The men's 5000 metres at the 2017 World Championships in Athletics was held at the London Olympic Stadium on 9−12 August. This race was announced as the last track race of Mo Farah's career as he intends to focus on marathon running and road racing. Farah had been in every final since 2007, winning three straight since 2011.

==Summary==

In the final, Farah (GBR) started faster than normal, after the pack congealed landing in second place behind Paul Chelimo (USA) who ran around the crowd to get to the front. Chelimo took the field through an aggressive 62 second lap. The second lap was a decidedly more relaxed 71 seconds, bringing Andrew Butchart (GBR) to the front, to look at Chelimo then take the point with his teammate Farah in tow. But Butchart didn't increase the pace, instead it slowed slightly to 72 seconds. Muktar Edris (ETH) came forward. After running shoulder to shoulder with Farah for 200 metres, Edris went out into the lead, but the pace didn't quicken. After another slow lap, he slowed and left Farah exposed on the front. 17 year old 2016 World Junior Champion Selemon Barega came from the back of the pack to take the lead. Barega increased the pace opening up several metres on Farah at the head of the pack with a 65-second lap, then he slowed again an Ethiopian leaving Farah exposed on the front of the pack. Another 66 second lap as Chelimo came back to take a turn at the front.

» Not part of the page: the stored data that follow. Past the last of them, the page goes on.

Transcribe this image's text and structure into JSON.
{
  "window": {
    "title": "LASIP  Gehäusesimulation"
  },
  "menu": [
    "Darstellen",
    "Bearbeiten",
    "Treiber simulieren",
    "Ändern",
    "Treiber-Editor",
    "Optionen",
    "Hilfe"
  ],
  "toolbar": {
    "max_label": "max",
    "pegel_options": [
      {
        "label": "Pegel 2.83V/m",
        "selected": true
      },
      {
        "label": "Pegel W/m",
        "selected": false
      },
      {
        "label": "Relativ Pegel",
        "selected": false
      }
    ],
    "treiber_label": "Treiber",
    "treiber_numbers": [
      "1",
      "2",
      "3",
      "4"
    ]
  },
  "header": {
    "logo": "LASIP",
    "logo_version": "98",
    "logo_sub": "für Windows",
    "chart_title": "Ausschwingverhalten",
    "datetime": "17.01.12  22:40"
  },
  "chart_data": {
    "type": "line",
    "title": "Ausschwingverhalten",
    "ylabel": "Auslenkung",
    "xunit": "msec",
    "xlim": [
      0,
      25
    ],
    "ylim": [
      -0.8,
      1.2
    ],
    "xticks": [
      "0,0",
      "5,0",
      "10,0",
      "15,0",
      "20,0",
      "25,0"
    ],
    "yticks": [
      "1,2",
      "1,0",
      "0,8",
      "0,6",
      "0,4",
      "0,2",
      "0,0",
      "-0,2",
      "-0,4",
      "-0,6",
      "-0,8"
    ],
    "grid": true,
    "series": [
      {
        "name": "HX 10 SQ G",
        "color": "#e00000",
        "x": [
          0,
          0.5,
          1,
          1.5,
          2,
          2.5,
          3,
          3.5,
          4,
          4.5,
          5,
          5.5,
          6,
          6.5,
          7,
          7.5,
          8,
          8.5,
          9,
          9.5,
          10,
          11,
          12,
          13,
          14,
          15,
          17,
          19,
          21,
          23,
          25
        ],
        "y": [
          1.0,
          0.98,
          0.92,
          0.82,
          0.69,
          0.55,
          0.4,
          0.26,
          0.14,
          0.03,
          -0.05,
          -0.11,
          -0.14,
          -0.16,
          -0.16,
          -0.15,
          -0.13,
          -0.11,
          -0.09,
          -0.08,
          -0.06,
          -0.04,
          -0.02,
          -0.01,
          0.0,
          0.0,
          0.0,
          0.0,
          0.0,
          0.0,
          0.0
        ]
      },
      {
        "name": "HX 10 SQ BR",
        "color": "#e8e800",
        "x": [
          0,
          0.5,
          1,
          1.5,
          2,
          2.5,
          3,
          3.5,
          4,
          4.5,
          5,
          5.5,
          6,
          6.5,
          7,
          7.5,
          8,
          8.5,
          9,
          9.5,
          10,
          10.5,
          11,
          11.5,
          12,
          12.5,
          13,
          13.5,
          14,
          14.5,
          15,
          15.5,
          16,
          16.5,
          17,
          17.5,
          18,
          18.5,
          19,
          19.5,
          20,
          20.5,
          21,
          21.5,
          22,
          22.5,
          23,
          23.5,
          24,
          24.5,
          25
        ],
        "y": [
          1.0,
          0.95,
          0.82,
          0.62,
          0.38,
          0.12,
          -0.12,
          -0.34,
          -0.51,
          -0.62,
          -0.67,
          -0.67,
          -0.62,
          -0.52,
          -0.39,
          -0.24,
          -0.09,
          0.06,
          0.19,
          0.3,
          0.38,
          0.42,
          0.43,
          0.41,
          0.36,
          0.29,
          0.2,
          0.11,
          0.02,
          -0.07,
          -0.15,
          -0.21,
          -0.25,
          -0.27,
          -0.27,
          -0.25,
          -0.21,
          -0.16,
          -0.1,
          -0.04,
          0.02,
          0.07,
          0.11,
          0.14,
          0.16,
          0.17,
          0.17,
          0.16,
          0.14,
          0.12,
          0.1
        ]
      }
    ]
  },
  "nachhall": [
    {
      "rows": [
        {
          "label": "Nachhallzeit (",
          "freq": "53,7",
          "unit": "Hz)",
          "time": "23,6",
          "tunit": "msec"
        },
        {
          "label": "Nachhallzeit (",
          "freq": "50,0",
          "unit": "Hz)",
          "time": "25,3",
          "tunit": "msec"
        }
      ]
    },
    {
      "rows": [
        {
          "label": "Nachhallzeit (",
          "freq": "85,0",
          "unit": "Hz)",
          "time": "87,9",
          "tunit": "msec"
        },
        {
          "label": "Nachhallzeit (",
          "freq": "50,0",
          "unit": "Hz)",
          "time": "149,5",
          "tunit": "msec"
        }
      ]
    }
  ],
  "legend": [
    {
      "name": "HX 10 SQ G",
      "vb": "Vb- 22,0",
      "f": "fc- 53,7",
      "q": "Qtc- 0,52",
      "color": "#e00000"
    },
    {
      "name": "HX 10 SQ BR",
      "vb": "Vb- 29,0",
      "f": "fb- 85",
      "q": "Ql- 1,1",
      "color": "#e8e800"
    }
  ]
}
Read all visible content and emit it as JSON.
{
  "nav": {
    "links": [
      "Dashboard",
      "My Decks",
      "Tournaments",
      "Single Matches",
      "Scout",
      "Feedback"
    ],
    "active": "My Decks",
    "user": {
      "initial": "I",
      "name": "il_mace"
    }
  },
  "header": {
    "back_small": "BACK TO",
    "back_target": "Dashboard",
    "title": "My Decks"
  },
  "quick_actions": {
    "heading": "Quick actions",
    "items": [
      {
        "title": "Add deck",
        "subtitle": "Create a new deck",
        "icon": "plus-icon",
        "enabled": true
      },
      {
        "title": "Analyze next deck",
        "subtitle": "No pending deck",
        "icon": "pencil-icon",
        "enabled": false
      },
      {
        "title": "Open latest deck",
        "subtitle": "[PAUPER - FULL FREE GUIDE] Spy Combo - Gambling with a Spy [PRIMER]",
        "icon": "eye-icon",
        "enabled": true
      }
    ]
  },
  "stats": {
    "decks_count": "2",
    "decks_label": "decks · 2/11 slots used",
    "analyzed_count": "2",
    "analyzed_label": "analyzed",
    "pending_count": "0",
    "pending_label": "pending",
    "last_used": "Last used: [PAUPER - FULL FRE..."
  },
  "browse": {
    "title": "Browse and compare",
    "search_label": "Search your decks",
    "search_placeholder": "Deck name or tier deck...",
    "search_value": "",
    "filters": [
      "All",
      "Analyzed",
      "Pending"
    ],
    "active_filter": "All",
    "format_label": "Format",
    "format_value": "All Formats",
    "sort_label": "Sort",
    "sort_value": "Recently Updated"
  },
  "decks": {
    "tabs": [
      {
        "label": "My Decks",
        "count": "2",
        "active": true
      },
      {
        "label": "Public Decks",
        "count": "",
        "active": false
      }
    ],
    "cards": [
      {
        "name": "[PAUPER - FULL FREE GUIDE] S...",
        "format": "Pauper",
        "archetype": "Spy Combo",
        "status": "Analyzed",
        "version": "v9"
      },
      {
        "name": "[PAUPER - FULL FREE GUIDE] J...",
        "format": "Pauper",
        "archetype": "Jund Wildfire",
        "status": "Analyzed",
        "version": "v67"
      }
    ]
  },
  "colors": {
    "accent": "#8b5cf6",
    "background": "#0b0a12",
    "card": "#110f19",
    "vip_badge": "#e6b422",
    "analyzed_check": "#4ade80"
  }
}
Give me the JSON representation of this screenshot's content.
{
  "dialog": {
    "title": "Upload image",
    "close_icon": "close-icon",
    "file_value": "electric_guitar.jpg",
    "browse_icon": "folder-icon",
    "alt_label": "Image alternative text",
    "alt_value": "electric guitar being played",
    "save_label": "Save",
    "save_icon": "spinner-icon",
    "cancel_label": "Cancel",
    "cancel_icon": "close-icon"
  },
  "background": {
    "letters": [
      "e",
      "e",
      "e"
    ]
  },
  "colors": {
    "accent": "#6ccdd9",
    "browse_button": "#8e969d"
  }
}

With five laps to go Patrick Tiernan ran around the field to take the lead. Tiernan moved the pace up to 64 seconds but the rest of the field didn't chase, letting him break away to a 10-metre lead. The next lap was under 63 seconds, with Yomif Kejelcha (ETH) coming to the front of the pack but leaving Farah to lead the group. Into the last two laps, a time when Farah does not like to get passed, he stayed ahead of Kejelcha, the overall quicken pace overtaking Tiernan with 600 metres to go. Shortly after passing Tiernan, Butchart rushed forward to get on Farah's shoulder to form a British wall similar to the ending stages of the Olympics. Through the turn, Kejelcha fought his way around the outside of the wall and onto the homestretch to take the lead going into the bell with the rest of the Ethiopian team, Edris and Barega lining up on the outside, next to Farah, Mohammed Ahmed (CAN), and Chelimo on the inside. At the bell, Edris was shoulder to shoulder with Farah.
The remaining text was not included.